Exit les sacs de sable de 100 kilos balancés sur le dos des taureaux, à répétition, pour les épuiser avant leur entrée en piste (les employés d’arènes sont-ils bodybuilders dans le civil ? Ont-ils des lombaires en titane et des bras aussi gros que des troncs d’arbre ? En supposant qu’ils soient deux à porter le sac, car il ne peut en être autrement ; 50 kilos, c’est déjà hyper lourd…).
Exit la vaseline tartinée dans les yeux des taureaux (afin de les aveugler et les désorienter).

Exit les sources trop militantes pour êtres honnêtes.

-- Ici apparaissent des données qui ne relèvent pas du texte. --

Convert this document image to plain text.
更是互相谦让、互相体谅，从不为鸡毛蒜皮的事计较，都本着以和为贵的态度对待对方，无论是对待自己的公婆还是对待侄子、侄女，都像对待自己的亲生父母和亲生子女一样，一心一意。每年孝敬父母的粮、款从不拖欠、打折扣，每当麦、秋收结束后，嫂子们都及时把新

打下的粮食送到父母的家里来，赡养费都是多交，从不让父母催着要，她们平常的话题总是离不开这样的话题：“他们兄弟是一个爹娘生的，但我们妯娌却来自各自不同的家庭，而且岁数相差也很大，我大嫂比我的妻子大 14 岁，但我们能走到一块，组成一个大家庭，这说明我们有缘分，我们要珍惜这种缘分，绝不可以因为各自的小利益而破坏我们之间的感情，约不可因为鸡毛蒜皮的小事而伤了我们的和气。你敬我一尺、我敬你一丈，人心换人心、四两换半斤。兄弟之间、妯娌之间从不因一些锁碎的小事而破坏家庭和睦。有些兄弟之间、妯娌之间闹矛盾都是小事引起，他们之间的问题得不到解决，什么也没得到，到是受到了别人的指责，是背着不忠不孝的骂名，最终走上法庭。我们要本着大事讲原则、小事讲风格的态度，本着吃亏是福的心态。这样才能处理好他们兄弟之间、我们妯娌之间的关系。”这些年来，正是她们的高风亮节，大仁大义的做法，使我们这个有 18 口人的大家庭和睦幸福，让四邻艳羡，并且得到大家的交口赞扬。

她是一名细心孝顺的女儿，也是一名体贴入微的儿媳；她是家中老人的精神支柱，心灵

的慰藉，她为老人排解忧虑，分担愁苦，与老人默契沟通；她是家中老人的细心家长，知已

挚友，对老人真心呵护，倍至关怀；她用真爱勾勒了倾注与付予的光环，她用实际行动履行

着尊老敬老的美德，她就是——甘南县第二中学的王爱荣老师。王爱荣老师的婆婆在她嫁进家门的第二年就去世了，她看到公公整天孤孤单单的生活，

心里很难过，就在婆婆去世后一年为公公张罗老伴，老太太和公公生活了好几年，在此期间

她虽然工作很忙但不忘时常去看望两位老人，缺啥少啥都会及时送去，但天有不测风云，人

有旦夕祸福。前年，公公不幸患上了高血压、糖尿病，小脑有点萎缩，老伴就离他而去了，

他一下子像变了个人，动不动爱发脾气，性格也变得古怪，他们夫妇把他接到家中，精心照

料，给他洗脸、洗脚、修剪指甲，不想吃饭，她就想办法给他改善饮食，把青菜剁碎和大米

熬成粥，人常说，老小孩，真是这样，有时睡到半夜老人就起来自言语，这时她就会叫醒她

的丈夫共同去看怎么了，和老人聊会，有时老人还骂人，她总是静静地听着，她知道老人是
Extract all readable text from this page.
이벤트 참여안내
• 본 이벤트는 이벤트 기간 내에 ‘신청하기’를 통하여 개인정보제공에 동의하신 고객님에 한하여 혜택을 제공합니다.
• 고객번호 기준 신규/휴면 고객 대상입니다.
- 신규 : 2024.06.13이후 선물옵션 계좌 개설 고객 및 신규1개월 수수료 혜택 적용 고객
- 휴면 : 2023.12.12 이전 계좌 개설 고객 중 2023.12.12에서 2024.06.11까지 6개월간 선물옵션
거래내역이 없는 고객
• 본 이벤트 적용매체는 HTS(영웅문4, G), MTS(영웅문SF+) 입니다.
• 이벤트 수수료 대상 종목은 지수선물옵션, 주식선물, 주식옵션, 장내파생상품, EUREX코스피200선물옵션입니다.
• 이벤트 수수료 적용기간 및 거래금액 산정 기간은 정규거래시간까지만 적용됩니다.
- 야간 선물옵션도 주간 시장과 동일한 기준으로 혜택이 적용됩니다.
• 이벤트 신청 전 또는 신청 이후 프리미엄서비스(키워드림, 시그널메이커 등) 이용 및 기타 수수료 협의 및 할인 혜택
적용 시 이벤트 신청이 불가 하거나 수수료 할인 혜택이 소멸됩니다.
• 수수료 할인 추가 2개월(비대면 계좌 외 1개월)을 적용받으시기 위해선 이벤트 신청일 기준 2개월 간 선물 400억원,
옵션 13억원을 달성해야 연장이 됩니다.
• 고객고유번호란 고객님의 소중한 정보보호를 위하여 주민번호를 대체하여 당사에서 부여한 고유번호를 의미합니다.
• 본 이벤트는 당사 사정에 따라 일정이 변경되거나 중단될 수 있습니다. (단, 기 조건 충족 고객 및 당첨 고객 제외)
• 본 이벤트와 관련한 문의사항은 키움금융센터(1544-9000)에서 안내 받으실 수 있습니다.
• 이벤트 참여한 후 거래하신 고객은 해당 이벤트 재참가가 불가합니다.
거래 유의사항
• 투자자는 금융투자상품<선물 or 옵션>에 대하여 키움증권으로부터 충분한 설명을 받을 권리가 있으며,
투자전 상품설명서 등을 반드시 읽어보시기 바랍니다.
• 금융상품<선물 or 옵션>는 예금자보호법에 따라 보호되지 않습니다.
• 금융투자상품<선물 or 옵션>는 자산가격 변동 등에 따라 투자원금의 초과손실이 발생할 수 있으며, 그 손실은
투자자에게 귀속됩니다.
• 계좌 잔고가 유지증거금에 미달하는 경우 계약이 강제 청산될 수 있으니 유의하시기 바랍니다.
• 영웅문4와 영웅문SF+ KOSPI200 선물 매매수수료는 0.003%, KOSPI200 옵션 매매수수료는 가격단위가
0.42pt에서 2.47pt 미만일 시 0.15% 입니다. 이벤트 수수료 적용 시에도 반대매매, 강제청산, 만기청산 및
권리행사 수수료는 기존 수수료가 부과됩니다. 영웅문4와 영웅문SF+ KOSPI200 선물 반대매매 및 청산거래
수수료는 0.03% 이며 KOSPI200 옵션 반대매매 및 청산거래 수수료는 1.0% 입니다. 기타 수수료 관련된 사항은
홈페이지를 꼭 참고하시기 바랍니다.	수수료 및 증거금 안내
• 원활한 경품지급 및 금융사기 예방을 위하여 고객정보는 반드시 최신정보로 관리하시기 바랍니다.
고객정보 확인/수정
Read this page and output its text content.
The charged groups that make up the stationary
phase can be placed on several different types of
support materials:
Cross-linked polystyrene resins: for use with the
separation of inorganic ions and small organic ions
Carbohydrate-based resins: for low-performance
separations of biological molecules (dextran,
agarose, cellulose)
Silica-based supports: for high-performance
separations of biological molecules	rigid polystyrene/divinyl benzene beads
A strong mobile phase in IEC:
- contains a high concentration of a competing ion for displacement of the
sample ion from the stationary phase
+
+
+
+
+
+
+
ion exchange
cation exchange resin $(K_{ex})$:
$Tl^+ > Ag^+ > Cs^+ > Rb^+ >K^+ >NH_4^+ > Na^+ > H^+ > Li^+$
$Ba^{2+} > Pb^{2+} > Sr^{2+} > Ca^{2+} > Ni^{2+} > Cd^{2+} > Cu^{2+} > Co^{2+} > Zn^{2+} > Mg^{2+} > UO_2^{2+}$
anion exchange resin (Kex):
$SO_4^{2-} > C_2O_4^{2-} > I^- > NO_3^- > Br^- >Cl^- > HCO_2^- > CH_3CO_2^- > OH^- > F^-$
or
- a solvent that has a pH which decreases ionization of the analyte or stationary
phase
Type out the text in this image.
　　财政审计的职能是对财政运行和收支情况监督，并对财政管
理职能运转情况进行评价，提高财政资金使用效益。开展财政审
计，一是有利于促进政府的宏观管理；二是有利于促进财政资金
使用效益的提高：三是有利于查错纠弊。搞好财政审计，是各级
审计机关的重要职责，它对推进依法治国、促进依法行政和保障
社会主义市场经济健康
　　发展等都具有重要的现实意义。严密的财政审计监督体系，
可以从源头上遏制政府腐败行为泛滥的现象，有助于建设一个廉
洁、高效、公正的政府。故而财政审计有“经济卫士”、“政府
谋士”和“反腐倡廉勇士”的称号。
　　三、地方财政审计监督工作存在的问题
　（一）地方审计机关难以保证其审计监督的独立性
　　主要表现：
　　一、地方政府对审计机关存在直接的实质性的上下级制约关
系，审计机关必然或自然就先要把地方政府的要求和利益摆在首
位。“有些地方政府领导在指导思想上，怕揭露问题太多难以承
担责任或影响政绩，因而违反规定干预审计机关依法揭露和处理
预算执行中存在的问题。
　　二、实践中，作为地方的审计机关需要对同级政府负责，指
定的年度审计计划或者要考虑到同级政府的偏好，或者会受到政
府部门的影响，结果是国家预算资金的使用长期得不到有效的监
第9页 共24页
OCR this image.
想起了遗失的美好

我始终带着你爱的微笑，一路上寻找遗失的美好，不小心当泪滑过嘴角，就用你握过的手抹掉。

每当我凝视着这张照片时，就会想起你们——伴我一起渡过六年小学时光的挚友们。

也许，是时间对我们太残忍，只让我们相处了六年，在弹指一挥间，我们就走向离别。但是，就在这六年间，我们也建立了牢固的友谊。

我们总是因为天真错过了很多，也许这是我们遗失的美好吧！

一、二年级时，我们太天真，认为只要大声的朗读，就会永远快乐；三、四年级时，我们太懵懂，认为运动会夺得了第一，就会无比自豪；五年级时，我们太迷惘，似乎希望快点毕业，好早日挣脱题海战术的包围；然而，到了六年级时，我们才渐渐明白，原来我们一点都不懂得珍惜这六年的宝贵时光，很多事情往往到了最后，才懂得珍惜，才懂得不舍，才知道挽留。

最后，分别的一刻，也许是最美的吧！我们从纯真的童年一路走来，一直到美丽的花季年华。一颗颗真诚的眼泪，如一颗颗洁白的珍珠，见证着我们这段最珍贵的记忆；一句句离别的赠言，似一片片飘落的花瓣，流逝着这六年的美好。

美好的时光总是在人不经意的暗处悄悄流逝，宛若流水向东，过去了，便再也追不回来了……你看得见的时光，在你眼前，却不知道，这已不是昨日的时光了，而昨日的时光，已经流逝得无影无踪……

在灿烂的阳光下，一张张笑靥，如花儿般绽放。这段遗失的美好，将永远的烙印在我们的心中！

Ces animaux sont vus par les taurins comme des fauves sanguinaires ayant une haine viscérale pour l’Homme. Ce n’est ni raisonnable de les approcher au point qu’on puisse leur planter des aiguilles dans les parties, ni logique de leur engluer les mirettes : le taureau étant quasi-aveugle, il foncerait sur les gens sans les voir, ce qui le rendrait dangereux parce qu’ingérable. Et quand bien même cette mythologie morbide ne serait qu’une vaste fumisterie destinée à justifier le fait de torturer un herbivore, il faudrait tout de même donner le change, histoire que le public ne se sente pas pris pour un jambon, ce qui implique de se tenir le plus loin possible de ces animaux…

La corrida est suffisamment horrible et abjecte en soi. Inutile de verser dans la surenchère pour convaincre des gens que des images non-esthétisées convaincront, de toute manière ; il n’y a qu’à voir les réactions ulcérées des passants, lorsque les assos sont de sortie…

Restons raisonnables.

Écrivons des choses raisonnables.

E que s’apelerio…

ALEGRÍA

Comme le laisse deviner ce gif, Alegría, en espagnol, signifie « joie ». Mais quelle idée m’est donc passée par la tête de nommer un tel livre de la sorte ? Ce roman serait-il pro-corridas ?

Tu n’y es pas du tout. Ouvrons donc un lexique taurin.

Entre autres termes techniques, y figure « alegria », qui signifie : Taureau dont la charge répond à la moindre sollicitation.

Le festif et la mort, à l’image de la corrida ; ce titre en clair-obscur en devient ironique.